Page:Sainte-Beuve - Poésies 1863.djvu/553

Le texte de cette page a été corrigé et est conforme au fac-similé.
231
PENSÉES D’AOÛT.

J’ai compris, j’ai senti que quelque point m’abuse,
Qu’il manque en plus d’un lieu le léger de la muse ;
Et bien que tout poëte, en ce siècle, ait sa foi,
Son château-fort à lui, dont il est le seul roi,
J’hésite, et des raisons tant de fois parcourues
Je crie à moi l’élite et toutes les recrues.
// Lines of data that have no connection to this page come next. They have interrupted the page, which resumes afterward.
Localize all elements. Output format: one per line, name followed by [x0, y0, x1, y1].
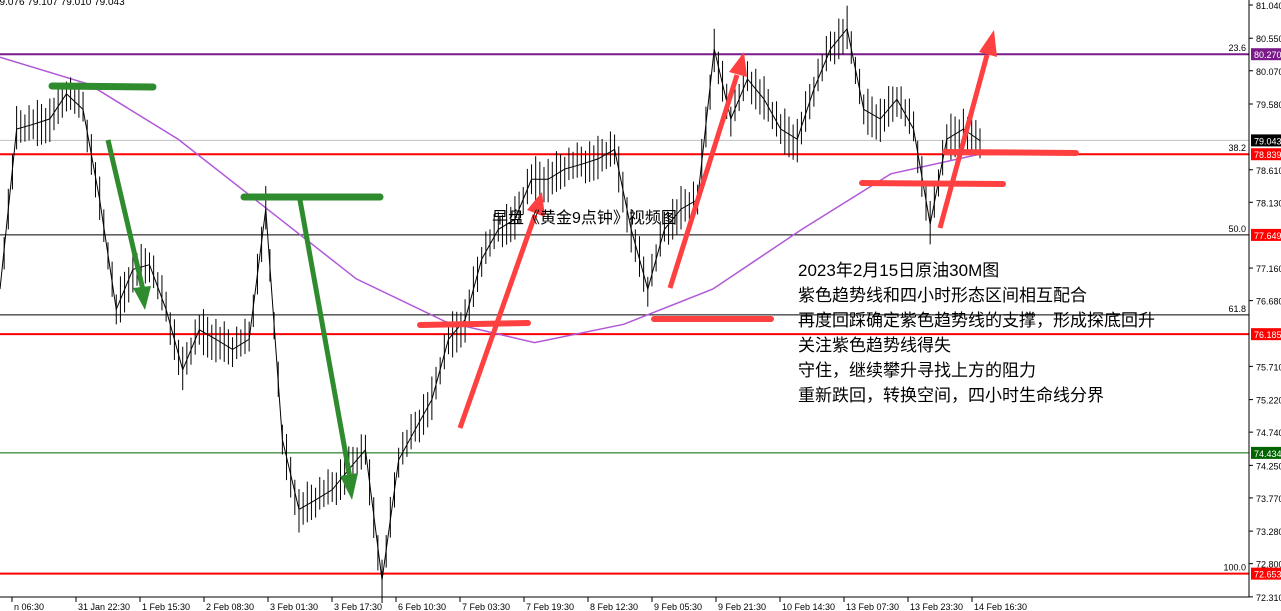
- y-tick-label: 80.070: [1256, 67, 1281, 77]
- analysis-notes: 2023年2月15日原油30M图 紫色趋势线和四小时形态区间相互配合 再度回踩确…: [798, 258, 1155, 408]
- y-tick-label: 75.220: [1256, 396, 1281, 406]
- x-tick-label: 9 Feb 21:30: [718, 602, 766, 611]
- x-tick-label: 3 Feb 17:30: [334, 602, 382, 611]
- arrowhead-icon: [340, 473, 358, 500]
- x-tick-label: 3 Feb 01:30: [270, 602, 318, 611]
- price-tag: [1251, 228, 1281, 241]
- x-tick-label: 10 Feb 14:30: [782, 602, 835, 611]
- y-tick-label: 74.250: [1256, 461, 1281, 471]
- x-tick-label: 7 Feb 03:30: [462, 602, 510, 611]
- arrowhead-icon: [979, 30, 997, 57]
- red-up-arrow: [667, 74, 740, 289]
- price-tag: [1251, 148, 1281, 161]
- note-line: 关注紫色趋势线得失: [798, 336, 951, 355]
- y-tick-label: 75.710: [1256, 362, 1281, 372]
- red-support-mark: [859, 180, 1006, 187]
- green-down-arrow: [105, 139, 146, 291]
- drawings: [48, 30, 1079, 500]
- price-tag: [1251, 328, 1281, 341]
- moving-average-line: [0, 56, 981, 344]
- note-line: 2023年2月15日原油30M图: [798, 261, 1000, 280]
- red-support-mark: [942, 149, 1079, 156]
- y-tick-label: 76.680: [1256, 297, 1281, 307]
- price-tag: [1251, 567, 1281, 580]
- price-tag: [1251, 446, 1281, 459]
- y-tick-label: 72.310: [1256, 593, 1281, 603]
- red-up-arrow: [457, 214, 538, 429]
- x-tick-label: 9 Feb 05:30: [654, 602, 702, 611]
- x-tick-label: 13 Feb 23:30: [910, 602, 963, 611]
- price-tag-label: 77.649: [1254, 231, 1281, 241]
- price-tag-label: 80.270: [1254, 50, 1281, 60]
- x-tick-label: 13 Feb 07:30: [846, 602, 899, 611]
- arrowhead-icon: [527, 192, 545, 217]
- green-down-arrow: [297, 199, 353, 479]
- x-tick-label: 6 Feb 10:30: [398, 602, 446, 611]
- price-tag-label: 76.185: [1254, 330, 1281, 340]
- y-tick-label: 78.610: [1256, 166, 1281, 176]
- note-line: 守住，继续攀升寻找上方的阻力: [798, 361, 1036, 380]
- y-tick-label: 73.280: [1256, 527, 1281, 537]
- x-tick-label: 8 Feb 12:30: [590, 602, 638, 611]
- note-line: 紫色趋势线和四小时形态区间相互配合: [798, 286, 1087, 305]
- green-resistance-mark: [48, 82, 157, 91]
- ohlc-readout: 79.076 79.107 79.010 79.043: [0, 0, 125, 8]
- arrowhead-icon: [729, 52, 747, 77]
- y-tick-label: 79.580: [1256, 100, 1281, 110]
- x-tick-label: 14 Feb 16:30: [974, 602, 1027, 611]
- note-line: 重新跌回，转换空间，四小时生命线分界: [798, 386, 1104, 405]
- red-up-arrow: [937, 54, 990, 229]
- y-tick-label: 72.800: [1256, 560, 1281, 570]
- fib-label: 23.6: [1228, 43, 1246, 53]
- note-line: 再度回踩确定紫色趋势线的支撑，形成探底回升: [798, 311, 1155, 330]
- video-label: 早盘《黄金9点钟》视频图: [492, 210, 677, 227]
- y-tick-label: 77.160: [1256, 264, 1281, 274]
- price-tag-label: 74.434: [1254, 449, 1281, 459]
- price-tag: [1251, 134, 1281, 147]
- price-line: [0, 27, 981, 581]
- y-tick-label: 80.550: [1256, 34, 1281, 44]
- x-tick-label: 2 Feb 08:30: [206, 602, 254, 611]
- red-support-mark: [417, 320, 531, 328]
- x-tick-label: 31 Jan 22:30: [78, 602, 130, 611]
- y-tick-label: 74.740: [1256, 428, 1281, 438]
- fib-label: 100.0: [1223, 563, 1246, 573]
- price-tag-label: 78.839: [1254, 150, 1281, 160]
- price-tag: [1251, 48, 1281, 61]
- x-tick-label: n 06:30: [14, 602, 44, 611]
- price-tag-label: 79.043: [1254, 136, 1281, 146]
- y-tick-label: 81.040: [1256, 1, 1281, 11]
- fib-label: 50.0: [1228, 224, 1246, 234]
- y-tick-label: 78.130: [1256, 198, 1281, 208]
- fib-label: 38.2: [1228, 143, 1246, 153]
- x-tick-label: 7 Feb 19:30: [526, 602, 574, 611]
- y-tick-label: 73.770: [1256, 494, 1281, 504]
- price-tag-label: 72.653: [1254, 570, 1281, 580]
- arrowhead-icon: [133, 286, 151, 310]
- x-tick-label: 1 Feb 15:30: [142, 602, 190, 611]
- fib-label: 61.8: [1228, 304, 1246, 314]
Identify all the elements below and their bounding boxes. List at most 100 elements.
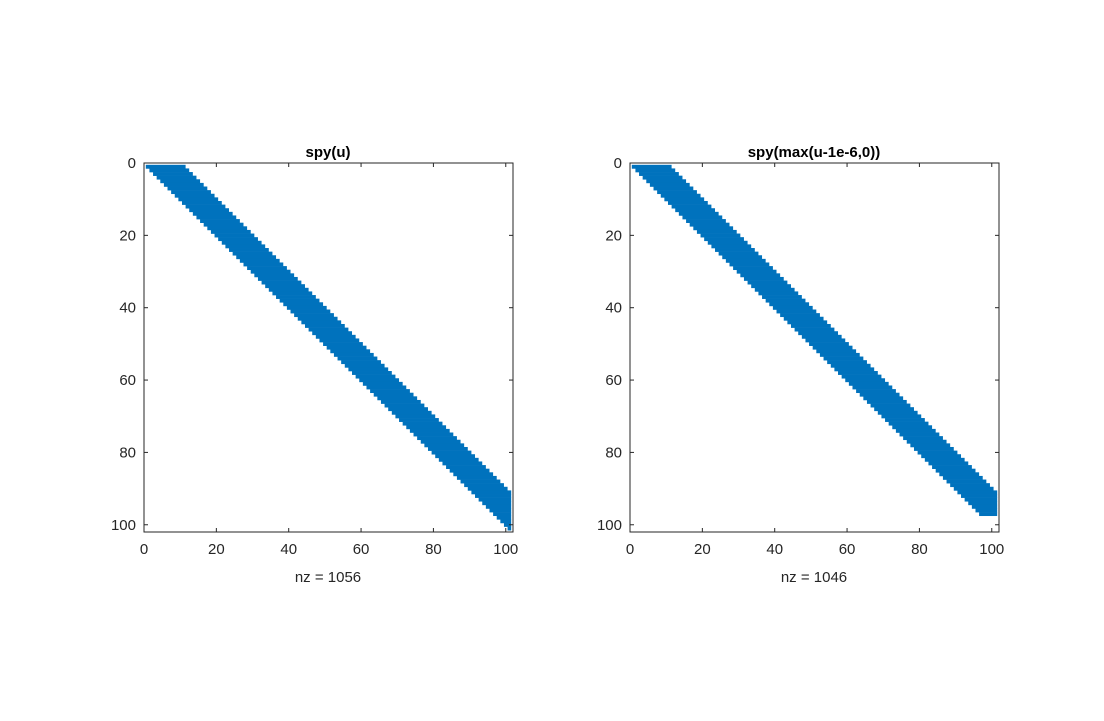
nonzero-row-41	[776, 309, 817, 314]
nonzero-row-14	[192, 211, 233, 216]
nonzero-row-5	[160, 179, 201, 184]
nonzero-row-76	[903, 436, 943, 441]
nonzero-row-96	[489, 508, 512, 513]
nonzero-row-73	[892, 425, 933, 430]
y-tick-label: 20	[119, 227, 136, 244]
nonzero-row-1	[145, 164, 186, 169]
nonzero-row-24	[715, 248, 755, 252]
y-tick-label: 100	[111, 517, 136, 534]
nonzero-row-45	[304, 323, 345, 328]
nonzero-row-92	[961, 494, 998, 498]
nonzero-row-14	[678, 211, 719, 216]
x-tick-label: 100	[493, 541, 518, 558]
nonzero-row-90	[467, 486, 508, 491]
nonzero-row-48	[315, 334, 356, 339]
nonzero-row-28	[243, 262, 284, 267]
nonzero-row-94	[482, 501, 512, 506]
x-tick-label: 20	[208, 541, 225, 558]
nonzero-row-28	[729, 262, 770, 267]
nonzero-row-81	[435, 454, 476, 459]
nonzero-row-57	[348, 367, 389, 372]
nonzero-row-98	[496, 515, 512, 520]
nonzero-row-49	[319, 338, 360, 343]
nonzero-row-92	[475, 494, 512, 498]
nonzero-row-20	[700, 233, 741, 238]
nonzero-row-35	[754, 287, 795, 292]
nonzero-row-77	[906, 439, 947, 444]
nonzero-row-72	[888, 421, 929, 426]
nonzero-row-13	[675, 208, 716, 213]
nonzero-row-55	[341, 360, 381, 365]
x-tick-label: 100	[979, 541, 1004, 558]
nonzero-row-36	[758, 291, 799, 296]
nonzero-row-50	[323, 342, 363, 346]
axes-border	[143, 162, 514, 533]
nonzero-row-70	[881, 414, 922, 419]
nonzero-row-56	[344, 363, 385, 368]
nonzero-row-94	[968, 501, 998, 506]
nonzero-row-30	[250, 269, 291, 274]
x-tick-label: 80	[425, 541, 442, 558]
x-axis-label: nz = 1056	[295, 569, 361, 586]
nonzero-row-34	[265, 284, 305, 289]
y-tick-label: 40	[605, 300, 622, 317]
nonzero-row-64	[373, 392, 414, 397]
nonzero-row-35	[268, 287, 309, 292]
nonzero-row-64	[859, 392, 900, 397]
nonzero-row-78	[424, 443, 465, 448]
nonzero-row-43	[783, 316, 824, 321]
nonzero-row-62	[366, 385, 407, 390]
x-tick-label: 40	[766, 541, 783, 558]
nonzero-row-17	[203, 222, 244, 227]
y-tick-label: 40	[119, 300, 136, 317]
nonzero-row-39	[769, 302, 810, 307]
nonzero-row-8	[171, 190, 211, 195]
nonzero-row-6	[163, 182, 204, 187]
nonzero-row-13	[189, 208, 230, 213]
nonzero-row-100	[503, 522, 512, 527]
nonzero-row-51	[326, 345, 367, 350]
nonzero-row-15	[196, 215, 237, 220]
nonzero-row-2	[149, 168, 190, 173]
nonzero-row-11	[667, 200, 708, 205]
nonzero-row-26	[722, 255, 763, 260]
nonzero-row-75	[899, 432, 940, 437]
nonzero-row-71	[399, 418, 439, 422]
nonzero-row-85	[449, 468, 490, 473]
nonzero-row-32	[257, 276, 298, 281]
nonzero-row-19	[696, 229, 737, 234]
nonzero-row-49	[805, 338, 846, 343]
nonzero-row-61	[848, 381, 889, 386]
nonzero-row-44	[301, 320, 342, 325]
nonzero-row-18	[207, 226, 248, 231]
nonzero-row-23	[225, 244, 266, 249]
nonzero-row-33	[261, 280, 302, 285]
nonzero-row-52	[330, 349, 371, 354]
nonzero-row-7	[167, 186, 208, 191]
nonzero-row-53	[819, 352, 860, 357]
nonzero-row-67	[870, 403, 911, 408]
x-axis-label: nz = 1046	[781, 569, 847, 586]
nonzero-row-12	[185, 204, 226, 209]
nonzero-row-52	[816, 349, 857, 354]
nonzero-row-60	[359, 378, 400, 383]
nonzero-row-87	[456, 475, 497, 480]
nonzero-row-8	[657, 190, 697, 195]
nonzero-row-96	[975, 508, 998, 513]
nonzero-row-6	[649, 182, 690, 187]
nonzero-row-21	[218, 237, 258, 242]
nonzero-row-68	[388, 407, 428, 412]
nonzero-row-11	[181, 200, 222, 205]
nonzero-row-72	[402, 421, 443, 426]
nonzero-row-63	[856, 389, 896, 394]
nonzero-row-90	[953, 486, 994, 491]
nonzero-row-61	[362, 381, 403, 386]
nonzero-row-3	[639, 172, 679, 176]
nonzero-row-22	[707, 240, 748, 245]
nonzero-row-66	[380, 399, 421, 404]
nonzero-row-75	[413, 432, 454, 437]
La poésie en France allait dans la fadeur,
Dans la description sans vie et sans grandeur,
Comme un ruisseau chargé dont les ondes avares
Expirent en cristaux sous des grottes bizarres,
Quand soudain se rouvrit avec limpidité
Le rocher dans sa veine. André ressuscité
Parut : Hybla rendait à ce fils des abeilles
Le miel frais dont la cire éclaira tant de veilles.
Aux pieds du vieil Homère il chantait à plaisir,
Montrant l’autre horizon, l’Atlantide à saisir.
Des rivaux, sans l’entendre, y couraient pleins de flamme ;
Lamartine ignorant, qui ne sait que son âme,
Hugo puissant et fort, Vigny soigneux et fin,
D’un destin inégal, mais aucun d’eux en vain,
Tentaient le grand succès et disputaient l’empire.
Lamartine régna ; chantre ailé qui soupire,
Il planait sans effort. Hugo, dur partisan
(Comme chez Dante on voit, Florentin ou Pisan,
Un baron féodal), combattit sous l’armure,
Et tint haut sa bannière au milieu du murmure :
Il la maintient encore ; et Vigny, plus secret,
Comme en sa tour d’ivoire, avant midi, rentrait[1].

Venu bien tard, déjà quand chacun avait place,
Que faire ? où mettre pied ? en quel étroit espace ?

  1. Cette tour d’ivoire est devenue comme inséparable du nom de M. de Vigny ; le mot a couru, et il est resté.